At Boston University, the shift has been visible across departments. One student said she used AI for general education classes she didn't enjoy as much as her major coursework. "I probably would have learned a lot more doing it myself, which is something I kind of regret," she said.
Detection Is Nearly Impossible
Writing courses explicitly ban or restrict AI use. In practice, those rules are unevenly enforced. Students use it anyway, and professors struggle to prove it happened.
The detection problem is real. A Stanford University study found that widely used AI detection tools produce false positive rates exceeding 60 percent in some cases. When students slightly modify the text, detection rates can drop as low as 13 percent.
"Research shows individuals are not very good at distinguishing between AI-generated and non-AI-generated texts," says Sarah Madsen Hardy, director of Boston University's College of Arts and Sciences writing program. The problem is worse when the writing is only partially assisted.
Michael Dowding, a master lecturer in Boston University's College of Communication, said there's no "foolproof" way to detect AI. When he suspects a student has crossed the line, "We're supposed to keep moving forward as if that was authentic writing" because there is no conclusive evidence.
Elena Kallestinova, director of MIT's Writing and Communication Center, is blunt about instructor limitations: "Instructors do not police. We don't have any control. We don't have any leverage. There's no way of me enforcing that."
Some Professors Are Adapting
Dowding has changed how he teaches. He asks students to complete writing assignments in person on their laptops under his supervision to establish what he calls an "assurance of authenticity." Those early samples become a baseline for comparison if later work differs sharply in tone or quality.
The approach has limits. It's time-consuming, difficult to scale across multiple assignments, and still relies on a professor's judgment rather than objective proof.
The Workplace Expects AI Literacy
A larger tension complicates the picture.
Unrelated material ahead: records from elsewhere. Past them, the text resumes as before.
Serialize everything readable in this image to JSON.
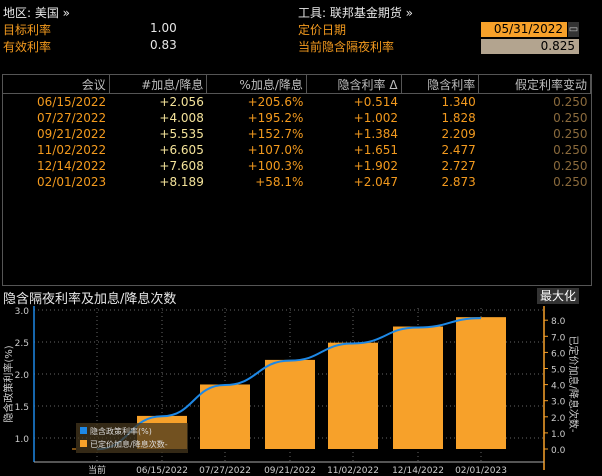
{
  "header": {
    "region_label": "地区: 美国 »",
    "instrument_label": "工具: 联邦基金期货 »",
    "target_rate_label": "目标利率",
    "target_rate_value": "1.00",
    "effective_rate_label": "有效利率",
    "effective_rate_value": "0.83",
    "pricing_date_label": "定价日期",
    "pricing_date_value": "05/31/2022",
    "implied_overnight_label": "当前隐含隔夜利率",
    "implied_overnight_value": "0.825"
  },
  "table": {
    "columns": [
      "会议",
      "#加息/降息",
      "%加息/降息",
      "隐含利率 Δ",
      "隐含利率",
      "假定利率变动"
    ],
    "rows": [
      [
        "06/15/2022",
        "+2.056",
        "+205.6%",
        "+0.514",
        "1.340",
        "0.250"
      ],
      [
        "07/27/2022",
        "+4.008",
        "+195.2%",
        "+1.002",
        "1.828",
        "0.250"
      ],
      [
        "09/21/2022",
        "+5.535",
        "+152.7%",
        "+1.384",
        "2.209",
        "0.250"
      ],
      [
        "11/02/2022",
        "+6.605",
        "+107.0%",
        "+1.651",
        "2.477",
        "0.250"
      ],
      [
        "12/14/2022",
        "+7.608",
        "+100.3%",
        "+1.902",
        "2.727",
        "0.250"
      ],
      [
        "02/01/2023",
        "+8.189",
        "+58.1%",
        "+2.047",
        "2.873",
        "0.250"
      ]
    ]
  },
  "chart_section": {
    "title": "隐含隔夜利率及加息/降息次数",
    "maximize_label": "最大化"
  },
  "chart_data": {
    "type": "bar+line",
    "categories": [
      "当前",
      "06/15/2022",
      "07/27/2022",
      "09/21/2022",
      "11/02/2022",
      "12/14/2022",
      "02/01/2023"
    ],
    "series": [
      {
        "name": "隐含政策利率(%)",
        "type": "line",
        "axis": "left",
        "color": "#1e88e5",
        "values": [
          0.825,
          1.34,
          1.828,
          2.209,
          2.477,
          2.727,
          2.873
        ]
      },
      {
        "name": "已定价加息/降息次数-",
        "type": "bar",
        "axis": "right",
        "color": "#f7a12a",
        "values": [
          0,
          2.056,
          4.008,
          5.535,
          6.605,
          7.608,
          8.189
        ]
      }
    ],
    "ylabel": "隐含政策利率(%)",
    "y2label": "已定价加息/降息次数-",
    "ylim": [
      0.75,
      3.0
    ],
    "yticks": [
      "1.0",
      "1.5",
      "2.0",
      "2.5",
      "3.0"
    ],
    "y2lim": [
      -0.7,
      9.0
    ],
    "y2ticks": [
      "0.0",
      "1.0",
      "2.0",
      "3.0",
      "4.0",
      "5.0",
      "6.0",
      "7.0",
      "8.0"
    ],
    "grid": true,
    "legend": "bottom-left"
  },
  "colors": {
    "accent": "#f39a1e",
    "field_bg": "#f7a12a",
    "readonly_bg": "#b3a48f"
  }
}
Employers increasingly expect new hires to understand AI's applications in their industry-and use it. That pressure conflicts with what writing courses are meant to teach.
"Employers are focused on output and metrics, and they're not worried about developing your intellect," Dowding says. "In many academic settings, generative AI can be a wonderful tool, but not in teaching somebody how to write."
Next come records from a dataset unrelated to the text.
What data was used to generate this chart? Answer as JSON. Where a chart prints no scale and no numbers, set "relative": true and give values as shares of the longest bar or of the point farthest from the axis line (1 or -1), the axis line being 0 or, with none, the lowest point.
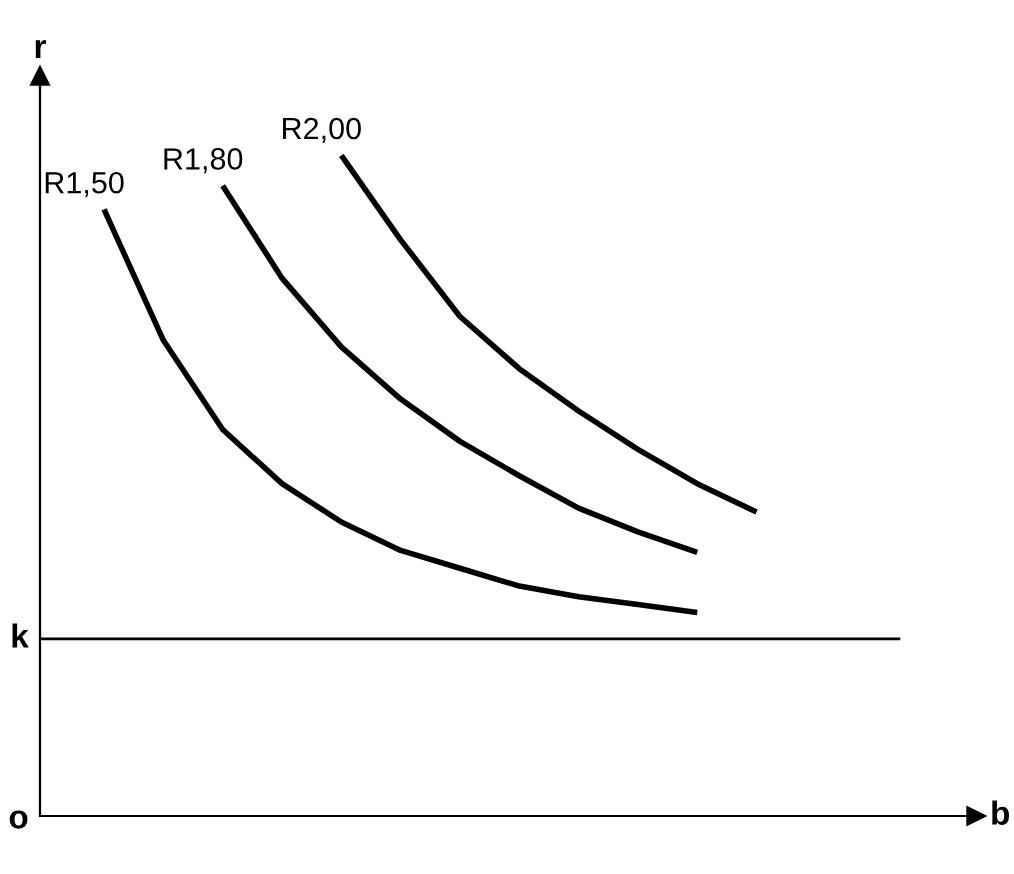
{
  "chart_data": {
    "type": "line",
    "relative": true,
    "ylabel": "r",
    "annotations": [
      "o",
      "b"
    ],
    "marker": "none",
    "line_style": "solid",
    "categories": [
      null,
      null,
      null,
      null,
      null,
      null,
      null,
      null,
      null,
      null,
      null,
      null
    ],
    "series": [
      {
        "name": "R1,50",
        "color": "#000000",
        "values": [
          0.918,
          0.72,
          0.585,
          0.503,
          0.445,
          0.402,
          0.375,
          0.348,
          0.332,
          0.32,
          0.308,
          null
        ]
      },
      {
        "name": "R1,80",
        "color": "#000000",
        "values": [
          null,
          null,
          0.954,
          0.814,
          0.71,
          0.631,
          0.567,
          0.515,
          0.466,
          0.43,
          0.399,
          null
        ]
      },
      {
        "name": "R2,00",
        "color": "#000000",
        "values": [
          null,
          null,
          null,
          null,
          1,
          0.872,
          0.756,
          0.677,
          0.613,
          0.555,
          0.503,
          0.46
        ]
      }
    ],
    "ref_lines": [
      {
        "axis": "y",
        "value": 0.268,
        "label": "k",
        "color": "#000000"
      }
    ]
  }
}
Students are caught between conflicting expectations. What once felt like cutting corners can start to feel like keeping up. "It's going to take a very disciplined young person to say, 'I'm not going to use that,'" Dowding says.
The Real Cost
Writing instructors argue the stakes are cognitive, not just academic. Kallestinova points to the nature of the work itself: "Writing is a long, complicated process, and every single step is cognitive where we engage our brain."
Madsen Hardy emphasizes that "The human element is more important than ever" now. Individual perspective, creativity, and original thinking become more valuable as AI handles routine text generation.
Dowding frames it simply: "Writing is thinking, and when you outsource the writing, you're outsourcing the thinking."
Some students are willing to accept that trade-off. Not all at once, but gradually-line by line, draft by draft-until writing without AI no longer feels natural.
For writers and writing professionals, the shift raises a practical question: How do you develop and maintain writing skills in an environment where AI assistance is increasingly available and expected?